GC Cell, a fully integrated cell therapy pioneer, is proud to announce the approval from both the Australian Human Research Ethics Committee (HREC) and the Korean Ministry of Food and Drug Safety (MFDS) for a Phase 1 Investigational New Drug (IND) trial for its AB-201 cancer treatment, a HER2 targeted chimeric antigen receptor-natural killer (CAR-NK) cell therapy that shows great promise. Additionally, GC Cell is excited to reveal a strategic partnership with Lunit, the medical AI leader, to enhance precision and clinical intelligence of AB-201's efficacy evaluation by applying its advanced AI technology, in addition to traditional Immunohistochemistry (IHC) based assessments. After participating in the US White House's Cancer Moonshot initiative this past October, both accomplishments represent major milestones in GC Cell's efforts to revolutionize immunotherapy-based cancer treatment while harnessing AI and digital transformation to fight cancer.

"Our preclinical studies suggest the possibility that AB-201 causes complete cancer remission and tumor suppression," remarked James Park, CEO of GC Cell. "We are thrilled to move forward to Phase 1 trials — the first Korean company to do so for CAR-NK cell therapy — and we are grateful to Lunit for joining hands with us in our digital transformation and the fight against cancer — now armed with the power of AI. This initiative is part of GC Cell's broader strategy to integrate digital & AI technology into all aspects of healthcare, from research and development to patient care. I believe it will prepare our company for the upcoming era of digital healthcare."

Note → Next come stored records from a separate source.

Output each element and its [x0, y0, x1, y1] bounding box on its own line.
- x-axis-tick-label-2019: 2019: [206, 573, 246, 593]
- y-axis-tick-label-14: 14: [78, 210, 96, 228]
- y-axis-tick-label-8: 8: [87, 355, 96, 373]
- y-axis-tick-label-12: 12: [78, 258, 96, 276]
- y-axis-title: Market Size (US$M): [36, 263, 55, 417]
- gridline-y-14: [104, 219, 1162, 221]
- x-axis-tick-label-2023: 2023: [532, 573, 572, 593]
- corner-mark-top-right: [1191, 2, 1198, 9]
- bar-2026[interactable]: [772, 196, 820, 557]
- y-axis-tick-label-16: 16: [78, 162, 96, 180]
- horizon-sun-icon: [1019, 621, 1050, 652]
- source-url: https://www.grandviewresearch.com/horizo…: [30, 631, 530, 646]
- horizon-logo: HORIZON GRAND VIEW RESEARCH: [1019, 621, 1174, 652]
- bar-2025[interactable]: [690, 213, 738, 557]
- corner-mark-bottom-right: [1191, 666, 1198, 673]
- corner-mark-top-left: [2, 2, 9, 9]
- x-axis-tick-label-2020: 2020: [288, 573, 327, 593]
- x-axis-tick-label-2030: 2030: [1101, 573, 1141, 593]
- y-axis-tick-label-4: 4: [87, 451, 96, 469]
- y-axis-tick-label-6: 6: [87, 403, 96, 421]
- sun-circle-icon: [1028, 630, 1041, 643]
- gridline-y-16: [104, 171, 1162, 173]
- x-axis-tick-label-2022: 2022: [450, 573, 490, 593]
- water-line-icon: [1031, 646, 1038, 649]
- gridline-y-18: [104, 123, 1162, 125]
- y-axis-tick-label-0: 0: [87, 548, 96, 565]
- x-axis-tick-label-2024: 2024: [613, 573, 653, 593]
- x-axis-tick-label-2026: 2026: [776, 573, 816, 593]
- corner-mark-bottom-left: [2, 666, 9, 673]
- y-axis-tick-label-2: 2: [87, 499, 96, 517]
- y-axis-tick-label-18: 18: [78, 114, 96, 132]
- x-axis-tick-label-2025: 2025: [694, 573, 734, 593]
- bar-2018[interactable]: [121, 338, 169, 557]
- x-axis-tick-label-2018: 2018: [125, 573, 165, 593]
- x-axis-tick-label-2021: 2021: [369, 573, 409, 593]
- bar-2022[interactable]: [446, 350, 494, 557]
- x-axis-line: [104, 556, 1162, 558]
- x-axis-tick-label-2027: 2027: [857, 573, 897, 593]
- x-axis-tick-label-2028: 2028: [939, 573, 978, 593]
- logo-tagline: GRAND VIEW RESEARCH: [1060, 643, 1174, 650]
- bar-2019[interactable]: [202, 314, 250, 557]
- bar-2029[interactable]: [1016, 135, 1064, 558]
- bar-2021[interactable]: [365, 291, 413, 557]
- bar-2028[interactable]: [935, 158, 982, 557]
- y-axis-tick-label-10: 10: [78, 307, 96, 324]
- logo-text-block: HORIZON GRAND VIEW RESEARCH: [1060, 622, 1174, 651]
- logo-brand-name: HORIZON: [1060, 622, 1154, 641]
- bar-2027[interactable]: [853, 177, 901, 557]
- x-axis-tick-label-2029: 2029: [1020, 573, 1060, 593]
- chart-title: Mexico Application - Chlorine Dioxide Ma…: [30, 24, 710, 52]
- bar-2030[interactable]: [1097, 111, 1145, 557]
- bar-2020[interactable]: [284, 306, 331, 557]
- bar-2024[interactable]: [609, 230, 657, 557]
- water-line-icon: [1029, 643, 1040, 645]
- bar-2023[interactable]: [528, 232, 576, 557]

Promising treatment to begin clinical trials

AB-201, a novel CAR-NK cell therapy targeting solid tumors, represents a breakthrough in cancer immunotherapy, capable of killing malignant cells. While existing NK cell treatments typically dissipate within a few weeks, AB-201 has demonstrated persistence for over three months in preclinical studies, highlighting its potential in managing long-term, advanced cancers. A multi-country study, the Phase 1 trial will evaluate safety and efficacy in 48 patients with HER2-overexpressing breast, gastric, and gastroesophageal junction cancers. GC Cell holds exclusive rights to AB-201 in the Asia Pacific region, while ex-Asia-Pacific rights were licensed to Artiva Biotherapeutics, Inc. in an exclusive partnership. 

Lunit partnership for AI-powered pharma development

A recent McKinsey report found that AI has the potential to increase the value of the pharmaceutical R&D industry by six to eleven billion US dollars. Employing the technology, GC Cell anticipates that AI-driven imaging can analyze vast amounts of data with a high degree of precision and consistency while reducing variability by individual interpretation. This leads to a more accurate assessment of HER2 expression levels, which is vital for appropriate treatment decisions. With such quantitative analysis, AI can help standardize the assessment of cancer target expression across different laboratories and geographical locations. This standardization is essential for multicenter clinical trials and for ensuring that patients receive consistent care regardless of where they are treated. It's a pivotal step in GC Cell's journey towards a digital future, aligning with the broader healthcare industry's shift towards technology-enhanced solutions.